Let the similarity transformation $f(z)=az+b$ have $z_0$ as a fixed point. Show that $f$ can be rewritten in the form $f(z)=z_0+a(z-z_0)$. Deduce from this representation that the geometric effect of $f$ on the complex plane amounts to a rotation about the point $z_0$ in which every ray issuing from $z_0$ is mapped to itself and all distances get multiplied by the factor $\vert a \vert$. .
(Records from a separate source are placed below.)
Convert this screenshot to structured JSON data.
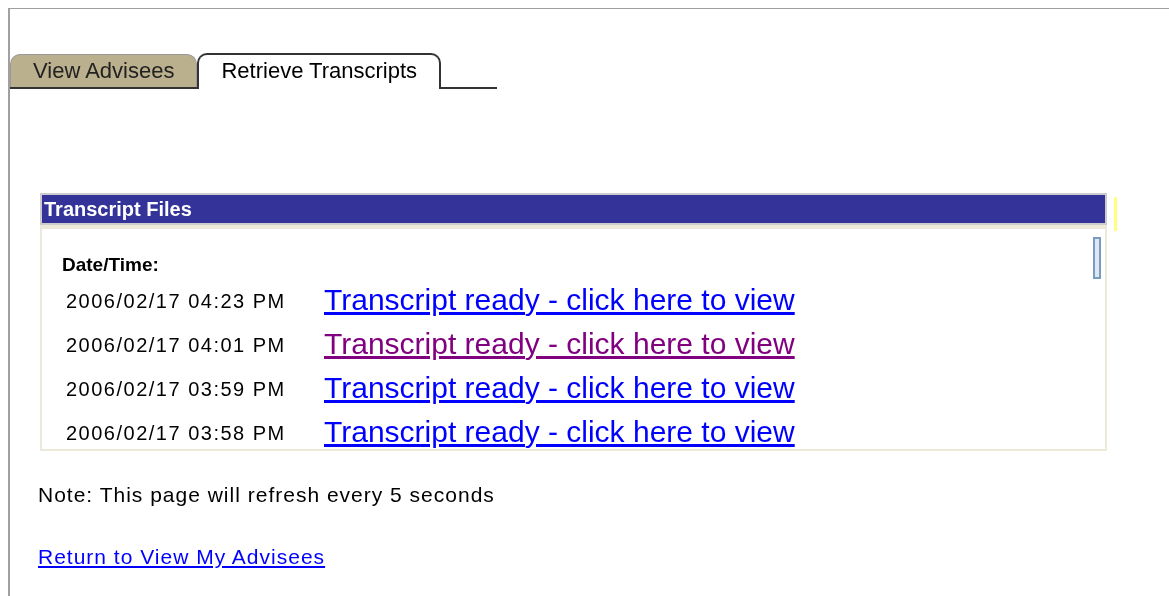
{
  "tabs": [
    {
      "label": "View Advisees",
      "selected": false
    },
    {
      "label": "Retrieve Transcripts",
      "selected": true
    }
  ],
  "panel": {
    "title": "Transcript Files",
    "column_header": "Date/Time:",
    "rows": [
      {
        "datetime": "2006/02/17 04:23 PM",
        "link": "Transcript ready - click here to view",
        "visited": false
      },
      {
        "datetime": "2006/02/17 04:01 PM",
        "link": "Transcript ready - click here to view",
        "visited": true
      },
      {
        "datetime": "2006/02/17 03:59 PM",
        "link": "Transcript ready - click here to view",
        "visited": false
      },
      {
        "datetime": "2006/02/17 03:58 PM",
        "link": "Transcript ready - click here to view",
        "visited": false
      }
    ]
  },
  "note": "Note: This page will refresh every 5 seconds",
  "return_link": "Return to View My Advisees"
}
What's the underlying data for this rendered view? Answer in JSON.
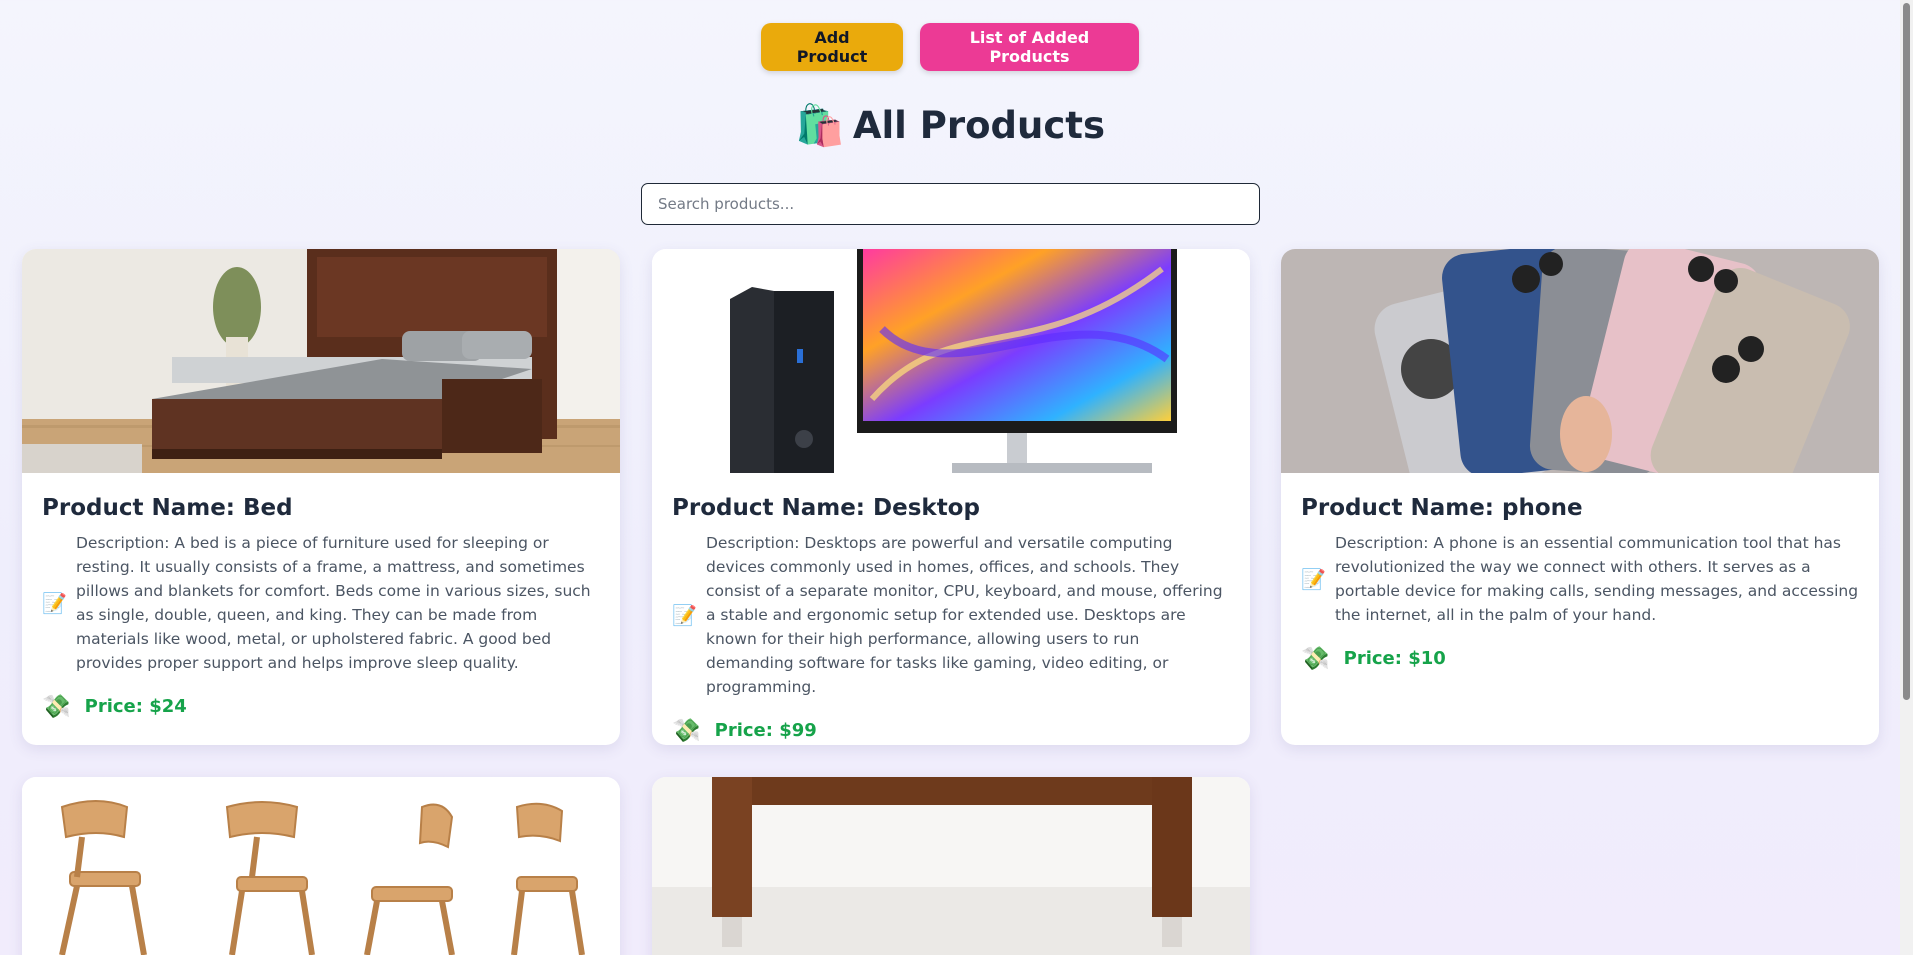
{
  "nav": {
    "add_label": "Add Product",
    "list_label": "List of Added Products"
  },
  "heading": {
    "icon": "🛍️",
    "title": "All Products"
  },
  "search": {
    "placeholder": "Search products...",
    "value": ""
  },
  "products": [
    {
      "name": "Product Name: Bed",
      "description": "Description: A bed is a piece of furniture used for sleeping or resting. It usually consists of a frame, a mattress, and sometimes pillows and blankets for comfort. Beds come in various sizes, such as single, double, queen, and king. They can be made from materials like wood, metal, or upholstered fabric. A good bed provides proper support and helps improve sleep quality.",
      "price": "Price: $24",
      "desc_icon": "📝",
      "price_icon": "💸"
    },
    {
      "name": "Product Name: Desktop",
      "description": "Description: Desktops are powerful and versatile computing devices commonly used in homes, offices, and schools. They consist of a separate monitor, CPU, keyboard, and mouse, offering a stable and ergonomic setup for extended use. Desktops are known for their high performance, allowing users to run demanding software for tasks like gaming, video editing, or programming.",
      "price": "Price: $99",
      "desc_icon": "📝",
      "price_icon": "💸"
    },
    {
      "name": "Product Name: phone",
      "description": "Description: A phone is an essential communication tool that has revolutionized the way we connect with others. It serves as a portable device for making calls, sending messages, and accessing the internet, all in the palm of your hand.",
      "price": "Price: $10",
      "desc_icon": "📝",
      "price_icon": "💸"
    }
  ],
  "colors": {
    "add_button": "#eaaa0c",
    "list_button": "#ec3a95",
    "price": "#16a34a"
  }
}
This is the question as it is written in the book. So since $z_0$ is a fixed point then $f(z_0)=az_0+b=z_0$ and hence $b=z_0-az_0$ and therefore for any $z$ we have $f(z)=az+b=az+z_0-az_0=z_0+a(z-z_0)$ as required. My problem is with the next part of the question which is "Deduce from this representation that the geometric effect of $f$ on the complex plane amounts to a rotation about the point $z_0$ in which every ray issuing from $z_0$ is mapped to itself and all distances get multiplied by the factor $\vert a \vert$. " So I would appreaciate any help with this
Translate your complex plane, so the origin of the new one is exactly $z_0$. Then in the "new" complex plane the function becomes $f(w) = aw$, which exactly means that every point on the complex plane is sent to a point in the same direction and the distance to the "new" origin is multiplied by a factor of $|a|$
Indeed if you write $w = re^{i\theta}$ we have that $f(w) = (ar)e^{i\theta}$, which coresponds to the function keeps the angle relative to $z_0$ same and only changes the distance, by a factor of $|a|$.
Moreover you can skip the explicit translation and write $z= z_0 + re^{i\theta}$ and get the same result, where $r = |z-z_0|$ and the angle $\theta$ is with respect to the fixed point $z_0$.